Politique culturelle Montpellier Hérault. Les publics demandent un engagement clair

Le collectif des spectateurs du domaine d’O en débat jeudi dernier  Crédit Photo dr

Le collectif des spectateurs du domaine d’O en débat jeudi dernier Crédit Photo dr

Mobilisation

A la recherche d’actions pour le maintien d’un projet artistique de qualité,  le collectif des spectateurs du Domaine d’O envisage de converger avec d’autres collectifs dans l’Hérault

Le maintien de la saison culturelle d’hiver du Domaine d’O annoncé tardivement par le Conseil Départemental de l’Hérault n’a pas levé les inquiétudes du public sur l’avenir de la politique culturelle départementale.

Au court de plusieurs décennies, celle-ci s’est enracinée dans l’Hérault avec le soutien sans faille du président Saumade, puis Vezinhet. Elle a forgé un réseau d’acteurs culturels d’associations et de collectivités efficaces dans les zones les plus reculées.
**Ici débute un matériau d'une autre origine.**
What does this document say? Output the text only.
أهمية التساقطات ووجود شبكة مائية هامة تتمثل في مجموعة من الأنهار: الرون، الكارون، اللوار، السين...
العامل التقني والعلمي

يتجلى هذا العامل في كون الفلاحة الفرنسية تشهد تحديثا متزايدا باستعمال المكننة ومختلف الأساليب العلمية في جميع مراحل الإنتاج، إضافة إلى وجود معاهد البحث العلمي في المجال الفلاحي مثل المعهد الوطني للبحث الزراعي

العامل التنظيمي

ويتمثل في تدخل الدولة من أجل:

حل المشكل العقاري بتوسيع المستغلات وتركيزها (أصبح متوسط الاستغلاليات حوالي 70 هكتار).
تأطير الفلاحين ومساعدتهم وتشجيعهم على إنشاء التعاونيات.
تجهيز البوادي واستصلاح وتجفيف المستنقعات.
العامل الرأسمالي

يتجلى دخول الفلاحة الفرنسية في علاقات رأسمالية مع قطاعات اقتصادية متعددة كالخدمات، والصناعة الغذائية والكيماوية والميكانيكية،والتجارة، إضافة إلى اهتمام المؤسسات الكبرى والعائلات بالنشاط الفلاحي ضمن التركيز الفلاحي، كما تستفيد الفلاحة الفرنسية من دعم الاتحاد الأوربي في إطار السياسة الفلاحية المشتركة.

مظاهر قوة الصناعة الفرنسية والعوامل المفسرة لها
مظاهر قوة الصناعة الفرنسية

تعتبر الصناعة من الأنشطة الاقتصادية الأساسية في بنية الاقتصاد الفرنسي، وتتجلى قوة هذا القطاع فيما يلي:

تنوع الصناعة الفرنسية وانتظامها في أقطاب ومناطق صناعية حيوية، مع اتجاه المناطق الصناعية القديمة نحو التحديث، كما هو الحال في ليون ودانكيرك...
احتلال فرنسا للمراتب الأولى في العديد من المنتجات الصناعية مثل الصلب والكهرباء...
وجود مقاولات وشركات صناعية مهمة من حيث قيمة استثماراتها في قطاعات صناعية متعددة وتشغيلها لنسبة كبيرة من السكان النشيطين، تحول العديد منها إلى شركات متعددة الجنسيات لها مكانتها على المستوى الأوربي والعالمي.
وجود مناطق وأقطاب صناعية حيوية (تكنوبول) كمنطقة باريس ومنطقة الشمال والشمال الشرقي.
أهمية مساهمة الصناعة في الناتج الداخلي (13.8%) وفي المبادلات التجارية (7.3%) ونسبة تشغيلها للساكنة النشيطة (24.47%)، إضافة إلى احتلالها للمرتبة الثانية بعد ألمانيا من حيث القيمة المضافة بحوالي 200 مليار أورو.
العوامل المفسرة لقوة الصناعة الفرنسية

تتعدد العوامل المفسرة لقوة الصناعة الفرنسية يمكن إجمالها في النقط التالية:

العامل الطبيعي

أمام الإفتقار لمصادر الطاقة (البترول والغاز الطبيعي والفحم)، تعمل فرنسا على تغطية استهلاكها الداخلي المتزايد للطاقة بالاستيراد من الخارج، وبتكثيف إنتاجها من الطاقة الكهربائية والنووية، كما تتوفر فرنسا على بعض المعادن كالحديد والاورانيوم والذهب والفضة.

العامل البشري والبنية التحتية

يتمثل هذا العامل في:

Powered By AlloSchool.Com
Le maillage culturel du territoire, s’est organisé autour de deux pôles : Le Domaine d’O à Montpellier,  et sortieOuest à Béziers, ainsi que plusieurs festivals  singuliers : Saperlipopette, Arabesques, Le Printemps des Comédiens… L’ensemble de ces structures s’inscrit dans un projet global – soutenir la création, défendre l’art, la réflexion et l’ouverture des esprits sur le territoire –  aujourd’hui menacés.

Si le conflit sur la compétence culturelle qui oppose le Conseil départemental de l’Hérault à la  Métropole de Montpellier est à l’origine de la problématique, c’est aujourd’hui la volonté politique du président  Kleber Mesquida, de poursuivre cette action, unanimement reconnue pour sa qualité, qui semble clairement mis en cause.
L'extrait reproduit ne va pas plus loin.